Plotting percentiles

Water quality objectives are often expressed as percentiles; for example, the 75th percentile of the measured concentration of some parameter is not to exceed some value.  To check compliance, it is nice to be able to plot the percentile on a time series of samples (see figure below).  The rq function in the quantreg package can be used to fit percentiles.  Here I’ve used splines to provide smooth curves by following the example in the package vignette (see Figure 7 in the vignette).

Percentile plot

Percentile plot – Total Nitrogen (mg/L)

The following code calculates and plots the percentiles.  B-splines are used to achieve the smooth curves with the smoothness controlled by the df parameter.  Code is also available as a gist.


# Source ggplot Theme see
# see

# Load sample data
my.url <- ''
wq <- dplyr::tbl_df(repmis::source_data(my.url))

# parse and sort
wq <- wq %>%
 mutate(date.time = lubridate::parse_date_time(stringr::str_c(Date,Time), orders = 'dmy HM')) %>% # set up dates
 arrange(date.time) # sort by date

# Check for missing values

# Date Time Total.N date.time 
# 0 0 6 0 

# remove them
wq <- wq[complete.cases(wq), ]

# create 75th and 25th quantile models
fit.75 <- quantreg::rq(Total.N ~ splines::bs(date.time, df=15), tau=0.75, data=wq)
fit.50 <- quantreg::rq(Total.N ~ splines::bs(date.time, df=15), tau=0.50, data=wq)
fit.25 <- quantreg::rq(Total.N ~ splines::bs(date.time, df=15), tau=0.25, data=wq)

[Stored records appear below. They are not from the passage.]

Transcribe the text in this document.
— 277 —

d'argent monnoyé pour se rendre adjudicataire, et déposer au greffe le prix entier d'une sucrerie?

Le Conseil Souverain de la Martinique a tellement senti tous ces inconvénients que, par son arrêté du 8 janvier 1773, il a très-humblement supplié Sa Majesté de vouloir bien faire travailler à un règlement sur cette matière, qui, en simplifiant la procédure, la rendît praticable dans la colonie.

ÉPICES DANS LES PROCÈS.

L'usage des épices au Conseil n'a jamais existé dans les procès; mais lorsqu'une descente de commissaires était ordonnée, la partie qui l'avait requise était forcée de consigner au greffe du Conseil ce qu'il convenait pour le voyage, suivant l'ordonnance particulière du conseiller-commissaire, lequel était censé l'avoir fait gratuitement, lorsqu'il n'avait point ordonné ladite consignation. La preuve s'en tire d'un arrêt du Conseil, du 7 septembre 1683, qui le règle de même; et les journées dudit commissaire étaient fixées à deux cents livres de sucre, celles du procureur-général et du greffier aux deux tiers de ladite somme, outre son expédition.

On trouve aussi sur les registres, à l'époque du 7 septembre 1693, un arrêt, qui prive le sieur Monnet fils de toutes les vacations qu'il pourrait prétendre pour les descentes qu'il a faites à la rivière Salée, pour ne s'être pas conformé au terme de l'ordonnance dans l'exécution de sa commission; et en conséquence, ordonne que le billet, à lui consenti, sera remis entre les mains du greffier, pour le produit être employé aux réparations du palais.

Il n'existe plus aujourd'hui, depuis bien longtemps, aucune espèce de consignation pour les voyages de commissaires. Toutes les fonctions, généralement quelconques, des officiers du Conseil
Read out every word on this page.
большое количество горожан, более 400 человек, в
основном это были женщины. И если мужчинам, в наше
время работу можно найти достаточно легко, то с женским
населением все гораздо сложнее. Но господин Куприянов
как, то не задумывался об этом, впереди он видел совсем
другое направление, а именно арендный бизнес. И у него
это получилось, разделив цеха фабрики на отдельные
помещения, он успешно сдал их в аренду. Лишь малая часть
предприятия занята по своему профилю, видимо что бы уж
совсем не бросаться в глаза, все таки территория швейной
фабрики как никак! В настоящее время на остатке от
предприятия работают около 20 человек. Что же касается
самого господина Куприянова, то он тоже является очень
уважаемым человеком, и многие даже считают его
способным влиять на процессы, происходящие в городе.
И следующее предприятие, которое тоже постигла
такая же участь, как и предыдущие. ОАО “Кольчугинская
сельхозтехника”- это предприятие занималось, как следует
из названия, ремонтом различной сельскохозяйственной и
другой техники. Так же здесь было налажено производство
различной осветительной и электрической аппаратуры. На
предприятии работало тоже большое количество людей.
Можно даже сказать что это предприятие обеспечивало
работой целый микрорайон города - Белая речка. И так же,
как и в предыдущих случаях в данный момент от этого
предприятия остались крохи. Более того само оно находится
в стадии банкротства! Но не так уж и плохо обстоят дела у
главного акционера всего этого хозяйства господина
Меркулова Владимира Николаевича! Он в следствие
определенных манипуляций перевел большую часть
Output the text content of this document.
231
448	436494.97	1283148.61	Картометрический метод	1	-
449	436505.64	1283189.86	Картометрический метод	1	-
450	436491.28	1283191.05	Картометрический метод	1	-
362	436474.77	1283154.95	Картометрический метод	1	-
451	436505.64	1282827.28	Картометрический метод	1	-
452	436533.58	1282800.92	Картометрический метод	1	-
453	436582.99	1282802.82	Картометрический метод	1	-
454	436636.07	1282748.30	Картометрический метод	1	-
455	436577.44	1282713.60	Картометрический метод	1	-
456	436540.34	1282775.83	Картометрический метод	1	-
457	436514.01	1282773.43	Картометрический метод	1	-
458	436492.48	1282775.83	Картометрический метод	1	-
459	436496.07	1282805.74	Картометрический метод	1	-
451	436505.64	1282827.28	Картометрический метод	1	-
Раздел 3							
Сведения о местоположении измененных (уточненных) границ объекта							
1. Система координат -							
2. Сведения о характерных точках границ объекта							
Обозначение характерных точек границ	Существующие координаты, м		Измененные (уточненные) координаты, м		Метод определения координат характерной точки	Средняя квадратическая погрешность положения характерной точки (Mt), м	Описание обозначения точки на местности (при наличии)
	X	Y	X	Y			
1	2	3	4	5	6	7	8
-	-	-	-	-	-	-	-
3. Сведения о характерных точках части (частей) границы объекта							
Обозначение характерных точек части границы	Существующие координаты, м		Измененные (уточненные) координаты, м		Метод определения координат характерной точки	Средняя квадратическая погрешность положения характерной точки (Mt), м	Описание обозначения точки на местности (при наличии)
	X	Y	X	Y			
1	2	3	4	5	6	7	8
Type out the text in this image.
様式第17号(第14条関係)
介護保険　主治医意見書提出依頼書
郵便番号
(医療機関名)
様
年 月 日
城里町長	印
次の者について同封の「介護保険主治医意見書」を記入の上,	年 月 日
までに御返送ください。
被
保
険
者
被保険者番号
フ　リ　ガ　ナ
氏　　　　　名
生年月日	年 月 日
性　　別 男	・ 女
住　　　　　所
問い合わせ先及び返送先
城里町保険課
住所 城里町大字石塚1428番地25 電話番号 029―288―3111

# Add quantiles to data frame

wq <- wq %>%
 mutate(pc.75 = predict(fit.75)) %>%
 mutate(pc.50 = predict(fit.50)) %>%
 mutate(pc.25 = predict(fit.25)) 

# plot
wq %>%
 ggplot(aes(x = date.time)) + 
 geom_point(aes(y = Total.N)) + 
 geom_line(aes(y = pc.75, colour = '75th percentile')) + 
 geom_line(aes(y = pc.50, colour = 'Median')) + 
 geom_line(aes(y = pc.25, colour = '25th percentile')) + 
 scale_color_manual('', values = c('75th percentile' = 'red', '25th percentile' = 'green', 'Median' = 'blue'), 
 breaks = c('75th percentile', 'Median', '25th percentile')) +
 BwTheme +
 xlab('Date') +
 ylab('Total Nitrogen mg/L')